Het goed is onbelast met uitzondering van cijns en schattingen en met de helft van 2 gulden jaarlijks die tegenwoordig moet betaald worden aan Peeter Cornelis. De koper zal de pacht trekken die in augustus zal vallen.

De koopsom moet op de dag van verjaren betaald worden, nadat de kaars wettelijk ontstoken en gebannen was en de normale proclamatiën zullen gebeurd zijn.

Iedereen zal hogen mogen zetten zoveel als hij wenst van 2 gulden per hoge, te verdelen half en half.

Regels voor misverstanden tijdens het hogen en voor het geval dat de koop wordt toegewezen aan iemand die niet kan betalen.

De laatste hoger zal aan de verkopers voor een liefenis 2 dobbel ducaten geven en 4 paar 'muijlen' (pantoffels), waar tegen de koper ook zal genieten 2 dobbel ducaten voor zijn 'vromicheijt' en het missen van zijn geld ten laste van de laatste hoger. Lycoop 6 gulden boven hetgene dat vandaag verteerd is en op de dag van kaarsbrandinge nog een half ton Berinx bier, Goodtsgelt voor 'het Roose Kransken' 10 stuivers, schrijfgeld 1 cruijs patacon.

De verkopers hebben de palmslag van deze verkoop gegeven aan Aert Witters voor 1125 gulden. Witters stelde er nog 25 hogen op. Dit gebeurde binnen Beringen te huize van Henrick Kenens in presentie van de heer pastoor Symon Lenarts en Mathijs Put als getuigen. Was ondertekend L. Corselius.

Op dezelfde dag heeft Mathijs Put de koop verbeterd met 2 hogen in aanwezigheid van de voorschreven pastoor en Jan De Best. Getekend L. Corselius.

Op 18 maart 1647 heeft Aert Witters de koop nog verbeterd met 1 hoge. Getuigen: Jan Reynders van Loor en Peeter Meesters den jongen. Op dezelfde dag verbeterde Adriaen Jan Hanegreeffs met nog 50 hogen en nog een ton bier lycoop extra. Getuigen heer Johan Taelmans en Lambrecht Scranen. L. Corselius.
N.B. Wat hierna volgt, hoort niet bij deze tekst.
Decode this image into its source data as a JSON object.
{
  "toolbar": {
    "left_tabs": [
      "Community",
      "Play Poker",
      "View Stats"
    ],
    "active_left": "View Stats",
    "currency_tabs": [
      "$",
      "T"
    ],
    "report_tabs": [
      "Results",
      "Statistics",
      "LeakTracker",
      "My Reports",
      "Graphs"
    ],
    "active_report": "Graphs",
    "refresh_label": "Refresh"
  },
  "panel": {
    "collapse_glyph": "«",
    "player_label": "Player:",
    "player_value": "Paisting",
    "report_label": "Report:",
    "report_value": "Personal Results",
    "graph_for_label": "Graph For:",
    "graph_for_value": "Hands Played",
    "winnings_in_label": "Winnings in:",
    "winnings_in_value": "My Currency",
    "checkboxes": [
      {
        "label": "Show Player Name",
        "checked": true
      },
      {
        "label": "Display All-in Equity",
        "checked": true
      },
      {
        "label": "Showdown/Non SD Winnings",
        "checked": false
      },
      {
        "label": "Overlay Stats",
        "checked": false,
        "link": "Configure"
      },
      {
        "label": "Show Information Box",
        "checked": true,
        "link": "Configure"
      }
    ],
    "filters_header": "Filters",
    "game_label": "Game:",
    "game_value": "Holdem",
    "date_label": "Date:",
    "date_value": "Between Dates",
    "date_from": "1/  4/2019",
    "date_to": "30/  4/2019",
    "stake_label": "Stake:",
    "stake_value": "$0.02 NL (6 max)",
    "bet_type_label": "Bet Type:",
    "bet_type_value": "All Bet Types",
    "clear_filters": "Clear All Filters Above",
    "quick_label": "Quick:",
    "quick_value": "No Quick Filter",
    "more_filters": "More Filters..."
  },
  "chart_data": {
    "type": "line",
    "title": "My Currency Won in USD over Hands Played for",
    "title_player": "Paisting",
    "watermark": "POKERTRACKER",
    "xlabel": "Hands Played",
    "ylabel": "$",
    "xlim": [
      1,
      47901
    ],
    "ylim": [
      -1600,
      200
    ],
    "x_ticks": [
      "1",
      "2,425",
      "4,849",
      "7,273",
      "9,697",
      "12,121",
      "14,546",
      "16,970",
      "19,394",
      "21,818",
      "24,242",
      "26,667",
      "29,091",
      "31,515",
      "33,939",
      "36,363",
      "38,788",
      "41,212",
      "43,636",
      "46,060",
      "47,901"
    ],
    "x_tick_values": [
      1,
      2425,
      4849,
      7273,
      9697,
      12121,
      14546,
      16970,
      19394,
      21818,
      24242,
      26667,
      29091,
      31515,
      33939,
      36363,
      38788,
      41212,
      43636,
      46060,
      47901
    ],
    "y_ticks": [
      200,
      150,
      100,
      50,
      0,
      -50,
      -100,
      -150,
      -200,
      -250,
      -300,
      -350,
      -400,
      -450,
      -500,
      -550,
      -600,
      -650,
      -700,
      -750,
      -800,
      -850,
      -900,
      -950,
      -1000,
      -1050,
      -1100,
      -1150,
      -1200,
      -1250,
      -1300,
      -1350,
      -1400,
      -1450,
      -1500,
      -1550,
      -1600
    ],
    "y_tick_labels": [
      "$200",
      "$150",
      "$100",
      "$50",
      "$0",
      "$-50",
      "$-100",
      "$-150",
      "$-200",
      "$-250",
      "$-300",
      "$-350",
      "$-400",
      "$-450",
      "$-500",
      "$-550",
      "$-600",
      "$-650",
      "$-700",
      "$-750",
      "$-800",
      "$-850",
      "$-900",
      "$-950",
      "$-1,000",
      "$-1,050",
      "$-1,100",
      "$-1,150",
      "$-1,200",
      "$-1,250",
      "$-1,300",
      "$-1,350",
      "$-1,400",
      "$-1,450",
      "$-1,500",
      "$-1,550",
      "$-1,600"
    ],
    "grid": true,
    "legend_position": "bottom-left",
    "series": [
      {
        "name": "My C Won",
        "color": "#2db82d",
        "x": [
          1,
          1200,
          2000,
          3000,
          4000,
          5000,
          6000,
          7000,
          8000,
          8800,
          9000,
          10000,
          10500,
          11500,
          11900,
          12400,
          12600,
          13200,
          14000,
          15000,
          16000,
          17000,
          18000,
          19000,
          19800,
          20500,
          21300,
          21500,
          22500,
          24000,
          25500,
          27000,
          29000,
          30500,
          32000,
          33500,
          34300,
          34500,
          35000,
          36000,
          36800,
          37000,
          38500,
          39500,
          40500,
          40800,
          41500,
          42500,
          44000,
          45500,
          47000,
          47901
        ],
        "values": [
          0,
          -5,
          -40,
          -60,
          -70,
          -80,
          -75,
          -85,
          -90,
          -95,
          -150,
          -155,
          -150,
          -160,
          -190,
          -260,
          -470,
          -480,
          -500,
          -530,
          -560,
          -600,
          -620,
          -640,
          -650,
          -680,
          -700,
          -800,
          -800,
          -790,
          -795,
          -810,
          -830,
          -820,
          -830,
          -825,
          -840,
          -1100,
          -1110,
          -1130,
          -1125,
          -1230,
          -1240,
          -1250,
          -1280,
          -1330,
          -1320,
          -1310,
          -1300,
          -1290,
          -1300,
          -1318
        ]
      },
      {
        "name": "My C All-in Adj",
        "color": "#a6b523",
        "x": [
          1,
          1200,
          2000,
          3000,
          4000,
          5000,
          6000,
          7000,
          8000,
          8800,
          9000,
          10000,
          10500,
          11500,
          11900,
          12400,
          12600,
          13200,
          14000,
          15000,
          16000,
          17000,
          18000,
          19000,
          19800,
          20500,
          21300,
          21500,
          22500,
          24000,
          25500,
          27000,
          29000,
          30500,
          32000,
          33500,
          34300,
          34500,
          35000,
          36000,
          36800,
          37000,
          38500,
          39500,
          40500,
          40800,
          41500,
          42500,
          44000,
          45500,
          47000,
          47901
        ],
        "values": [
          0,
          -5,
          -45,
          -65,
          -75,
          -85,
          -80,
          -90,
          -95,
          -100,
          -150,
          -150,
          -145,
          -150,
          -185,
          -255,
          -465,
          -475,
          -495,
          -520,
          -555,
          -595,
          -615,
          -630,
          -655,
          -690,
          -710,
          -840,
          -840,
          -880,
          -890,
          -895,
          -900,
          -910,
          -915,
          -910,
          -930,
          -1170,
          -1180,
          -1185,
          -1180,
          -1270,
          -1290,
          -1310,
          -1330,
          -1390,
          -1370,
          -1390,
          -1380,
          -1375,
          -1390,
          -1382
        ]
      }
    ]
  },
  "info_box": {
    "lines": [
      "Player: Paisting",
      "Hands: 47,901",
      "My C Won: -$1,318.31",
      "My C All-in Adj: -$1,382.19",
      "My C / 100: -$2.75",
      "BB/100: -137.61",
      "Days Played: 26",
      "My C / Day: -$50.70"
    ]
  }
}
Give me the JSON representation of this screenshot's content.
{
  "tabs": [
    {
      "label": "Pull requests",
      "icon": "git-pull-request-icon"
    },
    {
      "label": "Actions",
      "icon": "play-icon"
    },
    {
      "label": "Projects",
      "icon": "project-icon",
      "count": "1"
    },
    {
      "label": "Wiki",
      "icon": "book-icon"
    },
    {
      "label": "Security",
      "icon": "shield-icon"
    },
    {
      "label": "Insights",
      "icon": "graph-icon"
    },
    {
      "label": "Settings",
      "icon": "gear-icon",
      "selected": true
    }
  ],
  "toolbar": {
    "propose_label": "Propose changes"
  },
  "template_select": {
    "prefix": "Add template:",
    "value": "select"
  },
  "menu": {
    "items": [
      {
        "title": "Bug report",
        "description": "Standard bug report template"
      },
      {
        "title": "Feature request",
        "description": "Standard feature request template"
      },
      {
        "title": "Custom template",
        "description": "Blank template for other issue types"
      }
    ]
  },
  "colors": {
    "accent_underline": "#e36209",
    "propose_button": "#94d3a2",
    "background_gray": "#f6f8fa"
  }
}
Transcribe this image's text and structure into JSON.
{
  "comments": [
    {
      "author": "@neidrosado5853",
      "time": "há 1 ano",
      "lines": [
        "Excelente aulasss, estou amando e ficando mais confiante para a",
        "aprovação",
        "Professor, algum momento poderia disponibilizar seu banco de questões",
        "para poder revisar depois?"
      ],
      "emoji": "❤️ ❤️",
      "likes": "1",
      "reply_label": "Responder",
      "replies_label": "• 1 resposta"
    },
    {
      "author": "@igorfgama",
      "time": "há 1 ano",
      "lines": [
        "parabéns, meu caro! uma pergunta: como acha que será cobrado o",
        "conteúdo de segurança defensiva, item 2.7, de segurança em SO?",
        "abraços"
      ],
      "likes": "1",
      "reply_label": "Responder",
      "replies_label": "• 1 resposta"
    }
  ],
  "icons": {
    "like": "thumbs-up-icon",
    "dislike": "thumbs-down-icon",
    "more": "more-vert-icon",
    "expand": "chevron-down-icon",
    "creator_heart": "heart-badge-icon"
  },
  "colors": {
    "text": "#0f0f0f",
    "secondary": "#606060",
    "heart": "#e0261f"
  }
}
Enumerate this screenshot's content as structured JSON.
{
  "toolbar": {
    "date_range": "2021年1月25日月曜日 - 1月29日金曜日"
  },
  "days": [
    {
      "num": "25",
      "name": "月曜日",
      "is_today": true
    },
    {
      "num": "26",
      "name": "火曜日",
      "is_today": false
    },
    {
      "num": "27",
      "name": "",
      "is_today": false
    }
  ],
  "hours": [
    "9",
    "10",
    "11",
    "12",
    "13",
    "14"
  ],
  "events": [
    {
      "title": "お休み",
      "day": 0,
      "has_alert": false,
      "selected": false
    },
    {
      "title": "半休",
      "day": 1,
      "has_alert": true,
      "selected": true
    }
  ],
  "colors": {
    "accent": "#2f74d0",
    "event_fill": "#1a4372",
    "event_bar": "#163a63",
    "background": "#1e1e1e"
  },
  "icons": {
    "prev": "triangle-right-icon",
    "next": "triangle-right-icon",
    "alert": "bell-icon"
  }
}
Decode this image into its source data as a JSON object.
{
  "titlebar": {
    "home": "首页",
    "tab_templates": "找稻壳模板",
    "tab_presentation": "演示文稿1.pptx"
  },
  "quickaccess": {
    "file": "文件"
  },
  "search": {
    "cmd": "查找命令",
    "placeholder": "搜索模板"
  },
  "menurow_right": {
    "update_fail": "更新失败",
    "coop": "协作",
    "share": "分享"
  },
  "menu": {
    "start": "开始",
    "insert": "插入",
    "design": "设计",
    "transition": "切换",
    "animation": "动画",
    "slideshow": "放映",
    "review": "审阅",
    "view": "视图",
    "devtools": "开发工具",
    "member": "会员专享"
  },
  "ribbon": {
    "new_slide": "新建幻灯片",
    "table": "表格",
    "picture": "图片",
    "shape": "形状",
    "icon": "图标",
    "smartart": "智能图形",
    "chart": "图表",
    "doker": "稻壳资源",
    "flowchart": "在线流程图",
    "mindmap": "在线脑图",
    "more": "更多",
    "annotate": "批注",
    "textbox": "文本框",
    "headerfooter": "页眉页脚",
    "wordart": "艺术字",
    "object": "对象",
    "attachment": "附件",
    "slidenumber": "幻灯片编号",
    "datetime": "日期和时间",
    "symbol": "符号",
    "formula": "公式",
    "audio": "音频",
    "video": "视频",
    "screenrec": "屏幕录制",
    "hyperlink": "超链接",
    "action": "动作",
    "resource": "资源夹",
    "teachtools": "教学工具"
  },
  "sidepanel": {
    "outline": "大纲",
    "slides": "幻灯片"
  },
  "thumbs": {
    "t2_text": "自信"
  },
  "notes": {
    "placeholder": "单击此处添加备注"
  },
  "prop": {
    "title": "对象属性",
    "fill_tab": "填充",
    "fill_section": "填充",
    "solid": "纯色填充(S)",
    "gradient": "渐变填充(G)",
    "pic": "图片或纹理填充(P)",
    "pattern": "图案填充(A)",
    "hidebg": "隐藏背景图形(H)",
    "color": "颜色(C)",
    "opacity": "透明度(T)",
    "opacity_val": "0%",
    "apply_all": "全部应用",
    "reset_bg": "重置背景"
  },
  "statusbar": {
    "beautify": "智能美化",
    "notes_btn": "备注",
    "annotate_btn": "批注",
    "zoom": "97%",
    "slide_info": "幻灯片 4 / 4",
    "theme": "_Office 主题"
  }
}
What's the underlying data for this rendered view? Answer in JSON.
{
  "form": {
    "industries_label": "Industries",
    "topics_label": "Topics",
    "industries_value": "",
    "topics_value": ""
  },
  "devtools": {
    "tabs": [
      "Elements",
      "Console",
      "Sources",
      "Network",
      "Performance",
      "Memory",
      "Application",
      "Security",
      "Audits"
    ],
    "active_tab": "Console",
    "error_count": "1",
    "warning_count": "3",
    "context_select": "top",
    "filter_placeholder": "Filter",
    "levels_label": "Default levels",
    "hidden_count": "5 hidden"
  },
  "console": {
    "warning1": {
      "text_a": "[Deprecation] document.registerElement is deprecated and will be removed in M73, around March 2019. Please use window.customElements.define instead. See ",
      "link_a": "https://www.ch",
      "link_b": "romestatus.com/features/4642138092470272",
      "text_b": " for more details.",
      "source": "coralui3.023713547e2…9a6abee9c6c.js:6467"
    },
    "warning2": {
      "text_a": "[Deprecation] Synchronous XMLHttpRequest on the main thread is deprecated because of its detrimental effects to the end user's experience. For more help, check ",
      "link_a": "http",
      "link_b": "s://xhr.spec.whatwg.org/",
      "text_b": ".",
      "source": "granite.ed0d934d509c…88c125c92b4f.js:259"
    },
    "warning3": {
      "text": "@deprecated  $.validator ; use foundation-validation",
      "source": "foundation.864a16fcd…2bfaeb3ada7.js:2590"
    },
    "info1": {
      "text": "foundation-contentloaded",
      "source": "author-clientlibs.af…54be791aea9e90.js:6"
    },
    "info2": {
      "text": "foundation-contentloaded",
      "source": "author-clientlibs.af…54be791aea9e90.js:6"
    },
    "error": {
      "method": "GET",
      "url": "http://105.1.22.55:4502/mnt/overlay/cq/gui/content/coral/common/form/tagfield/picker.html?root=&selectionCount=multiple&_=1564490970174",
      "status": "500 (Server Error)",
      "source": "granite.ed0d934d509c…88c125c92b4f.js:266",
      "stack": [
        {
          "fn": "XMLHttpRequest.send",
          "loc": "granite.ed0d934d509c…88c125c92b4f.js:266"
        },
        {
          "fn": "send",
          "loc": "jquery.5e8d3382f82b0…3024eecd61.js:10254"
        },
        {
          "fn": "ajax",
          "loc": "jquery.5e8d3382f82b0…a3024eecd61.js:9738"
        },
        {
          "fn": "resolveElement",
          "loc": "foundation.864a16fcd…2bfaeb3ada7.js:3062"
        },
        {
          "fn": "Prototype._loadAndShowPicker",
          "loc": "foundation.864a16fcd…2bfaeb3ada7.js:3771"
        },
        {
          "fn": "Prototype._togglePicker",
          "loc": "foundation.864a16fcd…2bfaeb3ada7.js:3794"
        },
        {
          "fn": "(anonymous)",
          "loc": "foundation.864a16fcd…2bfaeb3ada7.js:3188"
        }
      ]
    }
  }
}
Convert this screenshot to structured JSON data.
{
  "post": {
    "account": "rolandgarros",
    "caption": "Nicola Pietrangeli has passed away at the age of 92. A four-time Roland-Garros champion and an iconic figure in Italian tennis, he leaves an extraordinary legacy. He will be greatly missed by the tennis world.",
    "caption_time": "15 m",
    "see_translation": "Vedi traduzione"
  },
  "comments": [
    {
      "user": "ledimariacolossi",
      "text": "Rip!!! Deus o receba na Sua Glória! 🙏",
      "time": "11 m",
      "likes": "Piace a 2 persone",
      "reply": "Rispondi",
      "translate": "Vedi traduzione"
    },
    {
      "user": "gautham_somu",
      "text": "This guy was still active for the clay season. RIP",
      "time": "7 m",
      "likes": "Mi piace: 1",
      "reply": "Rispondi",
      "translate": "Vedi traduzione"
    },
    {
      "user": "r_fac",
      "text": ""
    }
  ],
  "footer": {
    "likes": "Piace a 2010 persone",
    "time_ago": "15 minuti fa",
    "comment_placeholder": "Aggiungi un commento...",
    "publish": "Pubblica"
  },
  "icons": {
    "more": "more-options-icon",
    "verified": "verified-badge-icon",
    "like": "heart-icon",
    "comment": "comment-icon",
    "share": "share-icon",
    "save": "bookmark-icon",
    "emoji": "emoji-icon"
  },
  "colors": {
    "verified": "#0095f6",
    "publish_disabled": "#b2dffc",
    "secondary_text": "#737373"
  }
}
Nog op dezelfde dag verbeterde Jan Thielens met 1 hoge ter presentie van Peeter Cornelis en Haub Van Herck als getuigen. L. Corselius. Dadelijk daarna verbeterde Adriaen Jan Hanegreeffs de koop met nog 2 hogen. Zelfde getuigen.

Op 20 maart 1647 heeft Mathijs Put de koop met 30 hogen verbeterd. Getuigen Jan Vande Kerckhoff en Andries Lantmeesters. L. Corselius.

Op 22 maart 1647 verbeterde Frans Bleux de koop nog met 19 hogen in presentie van joufr. Catharine Verekst en Willem Witters. L. Corselius. Zelfde dag verbeterde Willem Witters nog met 1 hoge. Getuigen de voorschreven jouffrouw en Wouter Fabri. Getekend L. Corselius.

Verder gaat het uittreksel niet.